5年前の1月30日、部活顧問から理不尽かつ強烈な叱責を受け、当時高校2年生だった男子生徒が自殺した県立コザ高校で、「命の尊さを考える日」として全校集会が開かれました。

2021年に空手部の主将を務めていた男子生徒が顧問からの叱責を苦に自殺したコザ高校では、去年から生徒の命日にあたる1月30日を「命の尊さを考える日」としています。
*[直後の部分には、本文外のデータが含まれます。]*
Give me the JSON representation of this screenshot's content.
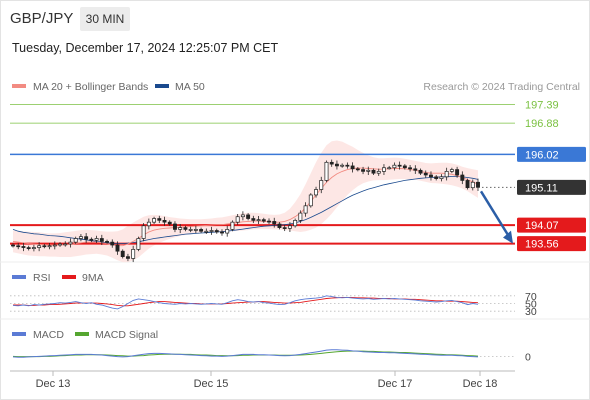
{
  "header": {
    "pair": "GBP/JPY",
    "timeframe": "30 MIN",
    "datetime": "Tuesday, December 17, 2024 12:25:07 PM CET"
  },
  "legend": {
    "ma20_bb": "MA 20 + Bollinger Bands",
    "ma50": "MA 50",
    "credit": "Research © 2024 Trading Central",
    "rsi": "RSI",
    "rsi_ma": "9MA",
    "macd": "MACD",
    "macd_signal": "MACD Signal"
  },
  "colors": {
    "ma20": "#f28b82",
    "bollinger_fill": "#fde3e1",
    "ma50": "#1a4a8e",
    "candle": "#222222",
    "resistance_green": "#7bc142",
    "level_blue": "#3a78d6",
    "support_red": "#e41a1c",
    "arrow": "#2b5ea7",
    "rsi": "#5b7bd5",
    "rsi_ma": "#e41a1c",
    "macd": "#5b7bd5",
    "macd_signal": "#55a630"
  },
  "chart_data": [
    {
      "type": "candlestick",
      "title": "GBP/JPY",
      "x_labels": [
        "Dec 13",
        "Dec 15",
        "Dec 17",
        "Dec 18"
      ],
      "ylim": [
        193.3,
        197.6
      ],
      "price_levels": [
        {
          "value": 197.39,
          "label": "197.39",
          "kind": "resistance"
        },
        {
          "value": 196.88,
          "label": "196.88",
          "kind": "resistance"
        },
        {
          "value": 196.02,
          "label": "196.02",
          "kind": "pivot"
        },
        {
          "value": 195.11,
          "label": "195.11",
          "kind": "last"
        },
        {
          "value": 194.07,
          "label": "194.07",
          "kind": "support"
        },
        {
          "value": 193.56,
          "label": "193.56",
          "kind": "support"
        }
      ],
      "close_series": [
        193.5,
        193.48,
        193.45,
        193.42,
        193.45,
        193.5,
        193.48,
        193.5,
        193.52,
        193.55,
        193.55,
        193.6,
        193.7,
        193.75,
        193.68,
        193.65,
        193.7,
        193.62,
        193.6,
        193.52,
        193.35,
        193.2,
        193.15,
        193.4,
        193.7,
        194.05,
        194.15,
        194.25,
        194.2,
        194.15,
        194.1,
        193.95,
        194.0,
        193.95,
        193.95,
        193.95,
        193.9,
        193.9,
        193.92,
        193.88,
        193.85,
        193.95,
        194.15,
        194.3,
        194.35,
        194.25,
        194.2,
        194.22,
        194.18,
        194.17,
        194.1,
        194.0,
        193.98,
        194.05,
        194.2,
        194.4,
        194.6,
        194.9,
        195.05,
        195.3,
        195.8,
        195.75,
        195.7,
        195.72,
        195.7,
        195.62,
        195.6,
        195.55,
        195.58,
        195.5,
        195.55,
        195.65,
        195.65,
        195.72,
        195.7,
        195.65,
        195.62,
        195.58,
        195.5,
        195.45,
        195.4,
        195.35,
        195.4,
        195.55,
        195.6,
        195.45,
        195.3,
        195.1,
        195.25,
        195.11
      ],
      "ma20_series": [
        193.62,
        193.6,
        193.58,
        193.56,
        193.55,
        193.54,
        193.53,
        193.52,
        193.52,
        193.52,
        193.53,
        193.54,
        193.56,
        193.58,
        193.6,
        193.6,
        193.6,
        193.58,
        193.56,
        193.53,
        193.5,
        193.5,
        193.55,
        193.62,
        193.7,
        193.8,
        193.88,
        193.93,
        193.96,
        193.98,
        193.99,
        194.0,
        194.01,
        194.02,
        194.03,
        194.04,
        194.05,
        194.06,
        194.07,
        194.08,
        194.08,
        194.1,
        194.12,
        194.14,
        194.16,
        194.17,
        194.18,
        194.18,
        194.17,
        194.16,
        194.15,
        194.15,
        194.17,
        194.22,
        194.3,
        194.4,
        194.55,
        194.72,
        194.9,
        195.08,
        195.25,
        195.38,
        195.48,
        195.55,
        195.6,
        195.63,
        195.64,
        195.64,
        195.63,
        195.62,
        195.61,
        195.61,
        195.62,
        195.63,
        195.63,
        195.62,
        195.6,
        195.58,
        195.55,
        195.52,
        195.5,
        195.5,
        195.5,
        195.49,
        195.47,
        195.43,
        195.38,
        195.32,
        195.26,
        195.2
      ],
      "ma50_series": [
        193.95,
        193.9,
        193.87,
        193.85,
        193.83,
        193.82,
        193.8,
        193.78,
        193.77,
        193.76,
        193.74,
        193.72,
        193.7,
        193.68,
        193.66,
        193.64,
        193.62,
        193.6,
        193.58,
        193.57,
        193.56,
        193.56,
        193.57,
        193.59,
        193.61,
        193.64,
        193.67,
        193.7,
        193.72,
        193.74,
        193.76,
        193.78,
        193.8,
        193.82,
        193.83,
        193.84,
        193.85,
        193.86,
        193.87,
        193.88,
        193.89,
        193.9,
        193.92,
        193.94,
        193.96,
        193.98,
        194.0,
        194.02,
        194.04,
        194.05,
        194.06,
        194.07,
        194.08,
        194.1,
        194.13,
        194.17,
        194.22,
        194.28,
        194.35,
        194.42,
        194.5,
        194.58,
        194.66,
        194.74,
        194.82,
        194.89,
        194.95,
        195.01,
        195.06,
        195.1,
        195.14,
        195.18,
        195.21,
        195.24,
        195.27,
        195.3,
        195.32,
        195.34,
        195.36,
        195.37,
        195.38,
        195.39,
        195.4,
        195.4,
        195.41,
        195.41,
        195.4,
        195.38,
        195.36,
        195.33
      ],
      "bb_width_series": [
        0.3,
        0.31,
        0.32,
        0.33,
        0.33,
        0.33,
        0.32,
        0.32,
        0.32,
        0.33,
        0.34,
        0.35,
        0.35,
        0.35,
        0.34,
        0.33,
        0.32,
        0.32,
        0.33,
        0.36,
        0.4,
        0.45,
        0.5,
        0.52,
        0.52,
        0.5,
        0.46,
        0.42,
        0.38,
        0.34,
        0.3,
        0.27,
        0.24,
        0.22,
        0.2,
        0.19,
        0.18,
        0.18,
        0.18,
        0.19,
        0.2,
        0.21,
        0.22,
        0.23,
        0.24,
        0.24,
        0.23,
        0.22,
        0.21,
        0.2,
        0.2,
        0.21,
        0.24,
        0.3,
        0.4,
        0.52,
        0.65,
        0.78,
        0.9,
        0.98,
        1.02,
        1.0,
        0.92,
        0.82,
        0.7,
        0.6,
        0.5,
        0.42,
        0.36,
        0.32,
        0.3,
        0.3,
        0.3,
        0.3,
        0.29,
        0.28,
        0.27,
        0.26,
        0.26,
        0.26,
        0.27,
        0.28,
        0.29,
        0.3,
        0.3,
        0.3,
        0.3,
        0.32,
        0.35,
        0.38
      ]
    },
    {
      "type": "line",
      "title": "RSI",
      "yticks": [
        70,
        50,
        30
      ],
      "ylim": [
        20,
        80
      ],
      "series": [
        {
          "name": "RSI",
          "values": [
            45,
            44,
            46,
            44,
            47,
            46,
            48,
            49,
            50,
            52,
            51,
            53,
            55,
            52,
            50,
            52,
            48,
            46,
            42,
            38,
            36,
            42,
            50,
            58,
            62,
            60,
            58,
            55,
            52,
            50,
            49,
            48,
            50,
            49,
            50,
            49,
            48,
            49,
            50,
            49,
            48,
            52,
            57,
            60,
            58,
            55,
            54,
            55,
            52,
            51,
            49,
            47,
            48,
            52,
            57,
            60,
            62,
            63,
            64,
            66,
            70,
            68,
            66,
            65,
            66,
            64,
            63,
            62,
            63,
            61,
            62,
            63,
            62,
            63,
            62,
            61,
            60,
            59,
            57,
            56,
            55,
            54,
            55,
            57,
            58,
            55,
            52,
            47,
            50,
            48
          ]
        },
        {
          "name": "9MA",
          "values": [
            46,
            46,
            46,
            45,
            45,
            46,
            46,
            47,
            47,
            48,
            49,
            50,
            51,
            51,
            51,
            51,
            51,
            50,
            49,
            47,
            45,
            44,
            44,
            46,
            48,
            50,
            52,
            54,
            55,
            55,
            54,
            53,
            52,
            51,
            50,
            50,
            49,
            49,
            49,
            49,
            49,
            50,
            51,
            52,
            53,
            54,
            54,
            55,
            55,
            54,
            53,
            52,
            51,
            51,
            52,
            53,
            55,
            57,
            59,
            61,
            63,
            64,
            65,
            66,
            66,
            66,
            65,
            65,
            64,
            64,
            63,
            63,
            63,
            62,
            62,
            62,
            61,
            61,
            60,
            59,
            58,
            57,
            57,
            56,
            56,
            56,
            55,
            54,
            53,
            52
          ]
        }
      ]
    },
    {
      "type": "line",
      "title": "MACD",
      "yticks": [
        0
      ],
      "ylim": [
        -0.35,
        0.45
      ],
      "series": [
        {
          "name": "MACD",
          "values": [
            -0.02,
            -0.03,
            -0.03,
            -0.02,
            -0.01,
            0.0,
            0.01,
            0.02,
            0.03,
            0.04,
            0.05,
            0.06,
            0.07,
            0.07,
            0.07,
            0.07,
            0.06,
            0.05,
            0.03,
            0.01,
            -0.01,
            -0.02,
            -0.01,
            0.02,
            0.05,
            0.08,
            0.1,
            0.11,
            0.11,
            0.1,
            0.09,
            0.08,
            0.07,
            0.06,
            0.05,
            0.04,
            0.03,
            0.02,
            0.01,
            0.01,
            0.0,
            0.01,
            0.03,
            0.05,
            0.07,
            0.07,
            0.07,
            0.06,
            0.06,
            0.05,
            0.04,
            0.03,
            0.02,
            0.03,
            0.05,
            0.07,
            0.1,
            0.13,
            0.16,
            0.19,
            0.23,
            0.24,
            0.24,
            0.23,
            0.22,
            0.2,
            0.19,
            0.17,
            0.16,
            0.15,
            0.14,
            0.14,
            0.13,
            0.13,
            0.12,
            0.11,
            0.1,
            0.09,
            0.08,
            0.07,
            0.06,
            0.05,
            0.04,
            0.04,
            0.04,
            0.03,
            0.02,
            0.0,
            -0.01,
            -0.02
          ]
        },
        {
          "name": "MACD Signal",
          "values": [
            0.0,
            -0.01,
            -0.01,
            -0.01,
            -0.01,
            -0.01,
            0.0,
            0.0,
            0.01,
            0.02,
            0.03,
            0.04,
            0.05,
            0.05,
            0.06,
            0.06,
            0.06,
            0.06,
            0.05,
            0.04,
            0.03,
            0.02,
            0.01,
            0.01,
            0.02,
            0.03,
            0.05,
            0.06,
            0.07,
            0.08,
            0.08,
            0.08,
            0.08,
            0.07,
            0.07,
            0.06,
            0.05,
            0.05,
            0.04,
            0.03,
            0.03,
            0.02,
            0.02,
            0.03,
            0.04,
            0.04,
            0.05,
            0.05,
            0.05,
            0.05,
            0.05,
            0.04,
            0.04,
            0.04,
            0.04,
            0.05,
            0.06,
            0.07,
            0.09,
            0.11,
            0.13,
            0.15,
            0.17,
            0.18,
            0.19,
            0.19,
            0.19,
            0.19,
            0.18,
            0.18,
            0.17,
            0.16,
            0.16,
            0.15,
            0.14,
            0.14,
            0.13,
            0.12,
            0.11,
            0.1,
            0.09,
            0.08,
            0.07,
            0.06,
            0.06,
            0.05,
            0.04,
            0.03,
            0.02,
            0.01
          ]
        }
      ]
    }
  ]
}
命日に合わせて開かれた全校集会では、問題の風化を防ごうと12人の生徒で作る検討委員会が「人権を意識した行動で良好な関係をつくる」をテーマに授業や部活動、学校生活に関する問題点などを発表しました。

検討委員会 東恩納煌大委員長(2年):
「皆さんもストレスや悩みで押しつぶされそうになってしまったら周りに頼ってください」

委員長の東恩納煌大さんはこの事案の調査報告書も読み、亡くなった生徒に思いを寄せました。

検討委員会 東恩納煌大委員長(2年):
「とても彼の人生を覗いているような、そんな気分でいたんです。だけどやっぱり感情移入できていたからこそ、亡くなってしまったと、そう書かれた一文を見ると胸が苦しめられて、本当にこういうことはあってはならないと再認識しました」

コザ高校では今月26日には教員向けの研修も行い、全校を挙げて再発防止に努めることを誓っています。